Microfinance has played a tremendously important role in the social change space over the past few decades, culminating in the last half decade or so since Muhammad Yunus won the Nobel Peace Prize. Kiva is one of the best demonstrations we have of the power of the web to build connections between people who never would have been connected before.
But microfinance is not a panacea. Indeed, no microfinance expert would say it is. Even within microfinance, there are a myriad of approaches -- from nonprofit distributed funds that focus on the capacity side of the equation to local financial institutions to now, bigger banks getting in on the game.

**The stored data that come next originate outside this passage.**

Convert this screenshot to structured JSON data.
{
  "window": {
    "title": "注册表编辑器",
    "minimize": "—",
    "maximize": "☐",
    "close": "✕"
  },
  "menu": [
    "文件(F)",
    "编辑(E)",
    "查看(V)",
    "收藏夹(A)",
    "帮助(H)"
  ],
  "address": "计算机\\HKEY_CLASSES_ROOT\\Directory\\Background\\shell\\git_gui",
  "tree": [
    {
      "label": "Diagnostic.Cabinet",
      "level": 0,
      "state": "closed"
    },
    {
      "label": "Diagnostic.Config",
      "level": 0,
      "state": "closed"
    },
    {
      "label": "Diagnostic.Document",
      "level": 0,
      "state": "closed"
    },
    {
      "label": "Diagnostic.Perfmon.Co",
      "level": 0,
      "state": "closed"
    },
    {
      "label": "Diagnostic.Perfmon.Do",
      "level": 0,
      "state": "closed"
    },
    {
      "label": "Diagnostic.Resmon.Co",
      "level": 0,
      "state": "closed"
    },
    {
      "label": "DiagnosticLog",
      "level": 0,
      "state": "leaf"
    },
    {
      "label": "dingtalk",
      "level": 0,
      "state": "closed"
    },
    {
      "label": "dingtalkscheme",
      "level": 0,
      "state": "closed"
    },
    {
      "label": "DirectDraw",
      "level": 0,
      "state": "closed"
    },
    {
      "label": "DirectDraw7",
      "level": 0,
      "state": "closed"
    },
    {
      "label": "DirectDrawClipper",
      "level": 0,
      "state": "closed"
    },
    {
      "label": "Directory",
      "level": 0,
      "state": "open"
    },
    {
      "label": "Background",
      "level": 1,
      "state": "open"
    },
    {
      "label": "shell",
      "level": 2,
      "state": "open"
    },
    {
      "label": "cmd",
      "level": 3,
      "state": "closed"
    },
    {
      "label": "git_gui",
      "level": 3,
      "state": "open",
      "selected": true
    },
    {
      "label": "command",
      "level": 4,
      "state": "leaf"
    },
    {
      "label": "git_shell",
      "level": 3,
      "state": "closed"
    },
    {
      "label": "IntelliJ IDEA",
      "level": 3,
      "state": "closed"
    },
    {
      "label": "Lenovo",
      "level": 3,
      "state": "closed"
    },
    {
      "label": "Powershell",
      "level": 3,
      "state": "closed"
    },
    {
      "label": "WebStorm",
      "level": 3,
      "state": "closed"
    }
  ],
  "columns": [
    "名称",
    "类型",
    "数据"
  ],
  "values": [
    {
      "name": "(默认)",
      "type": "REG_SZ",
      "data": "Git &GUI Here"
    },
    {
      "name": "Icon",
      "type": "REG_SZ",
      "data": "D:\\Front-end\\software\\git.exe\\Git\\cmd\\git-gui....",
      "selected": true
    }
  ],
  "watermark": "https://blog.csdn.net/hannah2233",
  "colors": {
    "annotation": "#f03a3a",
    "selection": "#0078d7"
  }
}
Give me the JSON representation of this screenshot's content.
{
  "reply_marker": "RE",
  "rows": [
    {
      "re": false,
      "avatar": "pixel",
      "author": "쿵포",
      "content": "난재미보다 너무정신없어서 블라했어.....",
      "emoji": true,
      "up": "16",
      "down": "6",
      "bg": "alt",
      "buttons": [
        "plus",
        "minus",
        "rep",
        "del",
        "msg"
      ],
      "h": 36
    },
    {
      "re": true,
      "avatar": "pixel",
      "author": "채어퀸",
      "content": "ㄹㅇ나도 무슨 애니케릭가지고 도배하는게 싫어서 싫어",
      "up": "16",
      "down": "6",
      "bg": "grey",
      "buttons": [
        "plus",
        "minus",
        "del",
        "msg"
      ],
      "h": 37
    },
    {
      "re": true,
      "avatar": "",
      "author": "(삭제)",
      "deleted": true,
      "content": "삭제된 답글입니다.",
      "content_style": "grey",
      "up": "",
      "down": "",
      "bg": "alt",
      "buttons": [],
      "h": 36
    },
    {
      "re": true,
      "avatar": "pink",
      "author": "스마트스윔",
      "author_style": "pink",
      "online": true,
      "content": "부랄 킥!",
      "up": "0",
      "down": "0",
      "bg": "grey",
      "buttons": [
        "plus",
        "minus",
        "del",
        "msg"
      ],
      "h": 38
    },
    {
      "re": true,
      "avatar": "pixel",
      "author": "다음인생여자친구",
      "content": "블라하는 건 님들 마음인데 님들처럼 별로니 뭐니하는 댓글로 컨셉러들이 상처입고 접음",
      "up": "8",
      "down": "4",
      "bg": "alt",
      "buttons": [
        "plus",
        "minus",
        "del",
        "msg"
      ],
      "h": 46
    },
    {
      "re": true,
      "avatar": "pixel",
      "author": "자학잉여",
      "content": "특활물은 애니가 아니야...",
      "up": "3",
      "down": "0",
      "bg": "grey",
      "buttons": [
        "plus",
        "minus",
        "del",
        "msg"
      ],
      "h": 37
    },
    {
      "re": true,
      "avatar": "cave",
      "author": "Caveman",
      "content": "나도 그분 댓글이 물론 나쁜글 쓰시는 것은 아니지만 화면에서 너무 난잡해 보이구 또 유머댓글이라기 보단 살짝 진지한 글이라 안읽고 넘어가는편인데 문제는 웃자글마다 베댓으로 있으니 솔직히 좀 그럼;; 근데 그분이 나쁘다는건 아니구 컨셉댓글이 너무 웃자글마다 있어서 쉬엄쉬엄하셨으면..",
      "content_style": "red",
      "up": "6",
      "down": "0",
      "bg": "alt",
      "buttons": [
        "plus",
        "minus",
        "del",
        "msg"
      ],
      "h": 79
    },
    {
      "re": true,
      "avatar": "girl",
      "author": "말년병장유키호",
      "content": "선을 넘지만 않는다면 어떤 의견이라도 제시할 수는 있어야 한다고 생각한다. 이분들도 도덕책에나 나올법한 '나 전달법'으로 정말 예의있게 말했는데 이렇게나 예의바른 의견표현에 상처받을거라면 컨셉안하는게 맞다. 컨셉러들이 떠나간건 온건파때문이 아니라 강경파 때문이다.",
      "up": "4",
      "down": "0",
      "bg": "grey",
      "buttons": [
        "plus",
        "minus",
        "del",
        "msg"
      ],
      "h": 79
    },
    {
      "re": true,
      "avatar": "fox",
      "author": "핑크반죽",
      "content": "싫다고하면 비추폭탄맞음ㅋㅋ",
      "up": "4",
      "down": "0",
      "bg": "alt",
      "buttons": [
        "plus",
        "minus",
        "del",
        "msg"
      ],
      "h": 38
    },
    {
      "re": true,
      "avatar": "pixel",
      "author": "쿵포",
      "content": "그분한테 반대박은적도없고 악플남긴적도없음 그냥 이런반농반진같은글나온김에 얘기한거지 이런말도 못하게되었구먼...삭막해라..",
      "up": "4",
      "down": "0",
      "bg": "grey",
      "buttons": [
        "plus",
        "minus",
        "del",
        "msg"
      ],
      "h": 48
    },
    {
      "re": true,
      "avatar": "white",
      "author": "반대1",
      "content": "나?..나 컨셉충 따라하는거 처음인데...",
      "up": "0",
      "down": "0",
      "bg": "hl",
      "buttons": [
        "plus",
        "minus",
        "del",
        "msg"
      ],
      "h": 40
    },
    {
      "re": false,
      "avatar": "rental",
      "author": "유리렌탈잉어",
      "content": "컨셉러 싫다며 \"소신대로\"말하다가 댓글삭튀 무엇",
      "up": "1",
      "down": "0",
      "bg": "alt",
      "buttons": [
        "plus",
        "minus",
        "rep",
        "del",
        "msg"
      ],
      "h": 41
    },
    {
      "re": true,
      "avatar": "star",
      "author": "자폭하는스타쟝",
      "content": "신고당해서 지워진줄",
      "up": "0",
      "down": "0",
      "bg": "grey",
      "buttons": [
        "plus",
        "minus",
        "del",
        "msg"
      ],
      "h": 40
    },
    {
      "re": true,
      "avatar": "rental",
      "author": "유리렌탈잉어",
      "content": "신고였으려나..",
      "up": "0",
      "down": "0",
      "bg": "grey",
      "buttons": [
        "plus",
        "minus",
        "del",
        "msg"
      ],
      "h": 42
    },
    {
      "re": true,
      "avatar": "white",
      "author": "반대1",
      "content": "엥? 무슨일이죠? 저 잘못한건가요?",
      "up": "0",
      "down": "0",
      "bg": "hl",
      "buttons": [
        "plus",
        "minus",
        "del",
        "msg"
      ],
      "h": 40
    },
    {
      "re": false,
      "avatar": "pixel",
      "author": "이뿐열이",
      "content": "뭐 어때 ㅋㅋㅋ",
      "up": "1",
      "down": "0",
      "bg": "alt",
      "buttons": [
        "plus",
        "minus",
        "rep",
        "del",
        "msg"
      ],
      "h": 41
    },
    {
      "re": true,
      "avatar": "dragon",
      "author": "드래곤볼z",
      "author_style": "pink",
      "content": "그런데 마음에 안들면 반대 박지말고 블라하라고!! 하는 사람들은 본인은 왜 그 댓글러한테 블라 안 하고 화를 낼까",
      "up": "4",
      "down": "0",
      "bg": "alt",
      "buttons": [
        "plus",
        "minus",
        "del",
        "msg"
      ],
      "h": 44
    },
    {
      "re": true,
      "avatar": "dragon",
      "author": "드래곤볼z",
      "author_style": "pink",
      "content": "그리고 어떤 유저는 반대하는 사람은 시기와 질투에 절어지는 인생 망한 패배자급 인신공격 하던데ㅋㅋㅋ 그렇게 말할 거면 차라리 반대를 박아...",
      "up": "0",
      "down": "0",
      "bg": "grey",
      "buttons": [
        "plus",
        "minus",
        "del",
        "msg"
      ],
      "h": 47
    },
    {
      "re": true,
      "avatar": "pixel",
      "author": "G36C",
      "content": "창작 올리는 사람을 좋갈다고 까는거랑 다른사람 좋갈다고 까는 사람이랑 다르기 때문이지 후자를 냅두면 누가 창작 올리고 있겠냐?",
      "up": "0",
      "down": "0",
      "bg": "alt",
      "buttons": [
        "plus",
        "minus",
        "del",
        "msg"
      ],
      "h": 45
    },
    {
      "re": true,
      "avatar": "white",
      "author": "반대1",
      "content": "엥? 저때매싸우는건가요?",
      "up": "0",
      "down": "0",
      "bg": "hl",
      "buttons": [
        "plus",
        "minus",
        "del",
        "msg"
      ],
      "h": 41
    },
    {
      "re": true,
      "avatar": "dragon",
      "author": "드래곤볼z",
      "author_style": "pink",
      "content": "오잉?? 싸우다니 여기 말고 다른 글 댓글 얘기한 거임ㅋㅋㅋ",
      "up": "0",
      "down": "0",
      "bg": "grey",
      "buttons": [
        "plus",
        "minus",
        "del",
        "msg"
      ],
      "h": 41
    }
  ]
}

What's more, there are many who would argue that microfinance aimed at entrepreneurial business just isn't for everyone.
The indignation of yesterday's Times article was about extreme interest rates. That is a fair thing to be nervous about, and combative towards. Of course any time you're dealing with credit for the poor -- whether in the developed or developing world -- there are going to be financial incentives for exploitation. On our shores, Payday Loans keep millions on the dole of creditors, and are increasingly the subject of legislation.
Yet if the article had a lot of great information, the tone played just a little too much into what makes for a good story for my taste. The media loves a hero, but it REALLY loves a fallen hero. Microfinance has had such an unassailable position for the past few years, the temptation to now tear it down in the services of link bait and copies sold is not insignificant. This came out in subtle ways in yesterday's piece, particular in a paragraph that seemed to sneak Kiva's name into the piece, not because of any specific example of Kiva dealing with predatory lenders among its ranks, but to put the notion to the reader that their $20 donation just might be something fraudulent or exploitative.
As I said above, I think there will be more of this sort of story this year. It will be great if it means that more people get smart about how microfinance is part of a larger process of creating change, and gives people a better ability to support the best organizations supporting providing credit to the poor. But it will be just another media tragedy if it becomes nothing more than a new narrative that allows people to disengage.
To keep track of the microfinance story with a critical eye that is neither media hungry nor sensationalist, I recommend checking out David Roodman's open book blog.